The way the organization cares for other migrants is different. When it comes to trauma survivors, Fernandez said they spend more time helping them digest what they went through.
Some migrants may have been traveling for several months or even up to a year. For example, the first survivor received into Catholic Charities’ care, Fernandez said, had been traveling from Guatemala to Mexico for one month. Everything was going well until he got to Laredo.
“The last couple of weeks for this person were not really good. The trauma this person has,” said Fernandez, “it has to be in their time.”
Some may not trust people just yet, such as attorneys or counselors, he added.

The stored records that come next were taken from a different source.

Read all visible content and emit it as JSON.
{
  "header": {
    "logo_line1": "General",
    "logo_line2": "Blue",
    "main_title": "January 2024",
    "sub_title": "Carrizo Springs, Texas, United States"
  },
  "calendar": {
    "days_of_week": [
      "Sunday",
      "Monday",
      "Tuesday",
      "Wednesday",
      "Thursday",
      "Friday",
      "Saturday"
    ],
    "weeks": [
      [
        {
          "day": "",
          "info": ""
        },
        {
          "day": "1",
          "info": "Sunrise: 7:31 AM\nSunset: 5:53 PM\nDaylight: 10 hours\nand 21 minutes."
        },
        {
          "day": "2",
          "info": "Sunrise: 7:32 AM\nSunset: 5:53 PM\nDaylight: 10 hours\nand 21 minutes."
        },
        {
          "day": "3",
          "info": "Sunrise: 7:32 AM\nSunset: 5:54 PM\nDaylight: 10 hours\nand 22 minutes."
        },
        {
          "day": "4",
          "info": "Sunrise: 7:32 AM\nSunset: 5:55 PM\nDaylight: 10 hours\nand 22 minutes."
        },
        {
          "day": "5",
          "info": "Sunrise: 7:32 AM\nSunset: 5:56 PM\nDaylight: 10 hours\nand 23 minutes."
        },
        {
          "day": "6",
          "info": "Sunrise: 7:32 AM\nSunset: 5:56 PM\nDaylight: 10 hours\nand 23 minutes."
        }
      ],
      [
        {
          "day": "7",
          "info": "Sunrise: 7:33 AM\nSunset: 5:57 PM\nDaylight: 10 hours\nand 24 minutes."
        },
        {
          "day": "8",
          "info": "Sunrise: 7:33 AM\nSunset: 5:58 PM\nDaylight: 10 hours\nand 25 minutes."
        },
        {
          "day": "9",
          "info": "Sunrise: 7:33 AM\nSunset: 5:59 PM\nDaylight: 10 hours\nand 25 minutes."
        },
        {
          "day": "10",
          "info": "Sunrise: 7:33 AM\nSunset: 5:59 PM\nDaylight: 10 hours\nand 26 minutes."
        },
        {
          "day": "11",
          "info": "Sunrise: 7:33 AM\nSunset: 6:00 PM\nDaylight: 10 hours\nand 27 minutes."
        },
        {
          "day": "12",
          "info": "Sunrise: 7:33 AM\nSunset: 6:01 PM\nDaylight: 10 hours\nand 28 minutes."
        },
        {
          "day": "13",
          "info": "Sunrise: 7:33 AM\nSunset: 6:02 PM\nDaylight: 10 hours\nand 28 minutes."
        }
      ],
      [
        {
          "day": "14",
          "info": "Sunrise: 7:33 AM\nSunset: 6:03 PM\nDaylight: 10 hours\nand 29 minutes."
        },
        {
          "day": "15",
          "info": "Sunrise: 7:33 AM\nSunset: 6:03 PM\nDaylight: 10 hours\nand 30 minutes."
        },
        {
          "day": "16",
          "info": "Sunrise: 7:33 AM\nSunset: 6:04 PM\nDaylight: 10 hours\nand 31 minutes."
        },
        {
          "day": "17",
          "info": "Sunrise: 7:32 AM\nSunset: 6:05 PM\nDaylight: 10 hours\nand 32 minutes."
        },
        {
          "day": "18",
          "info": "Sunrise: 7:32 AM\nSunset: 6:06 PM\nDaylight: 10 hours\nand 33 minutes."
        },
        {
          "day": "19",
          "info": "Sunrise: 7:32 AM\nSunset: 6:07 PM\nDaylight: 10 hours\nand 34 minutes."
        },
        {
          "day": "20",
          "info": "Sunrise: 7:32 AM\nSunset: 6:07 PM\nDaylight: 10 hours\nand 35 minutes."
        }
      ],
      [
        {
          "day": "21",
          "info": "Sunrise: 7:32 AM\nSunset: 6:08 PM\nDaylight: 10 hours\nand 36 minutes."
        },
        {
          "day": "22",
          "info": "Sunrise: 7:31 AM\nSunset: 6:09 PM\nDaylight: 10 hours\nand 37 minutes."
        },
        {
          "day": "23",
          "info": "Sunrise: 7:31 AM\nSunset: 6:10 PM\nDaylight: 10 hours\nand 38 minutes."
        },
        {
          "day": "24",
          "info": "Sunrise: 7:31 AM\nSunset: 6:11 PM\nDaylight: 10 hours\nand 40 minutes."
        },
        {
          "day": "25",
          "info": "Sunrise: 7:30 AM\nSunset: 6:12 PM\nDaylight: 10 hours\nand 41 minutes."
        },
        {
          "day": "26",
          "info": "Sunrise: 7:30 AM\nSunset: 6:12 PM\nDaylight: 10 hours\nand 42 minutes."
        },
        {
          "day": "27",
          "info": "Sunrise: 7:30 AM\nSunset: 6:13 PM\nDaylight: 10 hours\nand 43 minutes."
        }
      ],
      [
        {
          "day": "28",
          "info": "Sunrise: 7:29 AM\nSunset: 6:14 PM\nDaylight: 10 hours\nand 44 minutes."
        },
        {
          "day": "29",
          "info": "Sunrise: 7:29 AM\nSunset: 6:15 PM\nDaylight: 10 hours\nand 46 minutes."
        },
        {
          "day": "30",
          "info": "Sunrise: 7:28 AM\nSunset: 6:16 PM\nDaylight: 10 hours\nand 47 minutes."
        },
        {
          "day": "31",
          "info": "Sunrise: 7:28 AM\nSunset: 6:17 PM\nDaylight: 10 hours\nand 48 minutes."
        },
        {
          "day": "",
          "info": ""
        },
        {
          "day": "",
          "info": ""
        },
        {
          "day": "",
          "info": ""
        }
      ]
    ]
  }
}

“The most important thing for me are prayers. We need people to pray for the people who are in the hospitals,” Fernandez said, as many remain in the ICU.
Thousands of migrants travel through San Antonio every week. Fernandez said they house people every night and recently, they have had hundreds every night.
“Last night, we had 268 people here,” Fernandez said Friday.
“Who is responsible for this situation? We are responsible, because they are coming to the United States and they have the right to enter,” said García-Siller.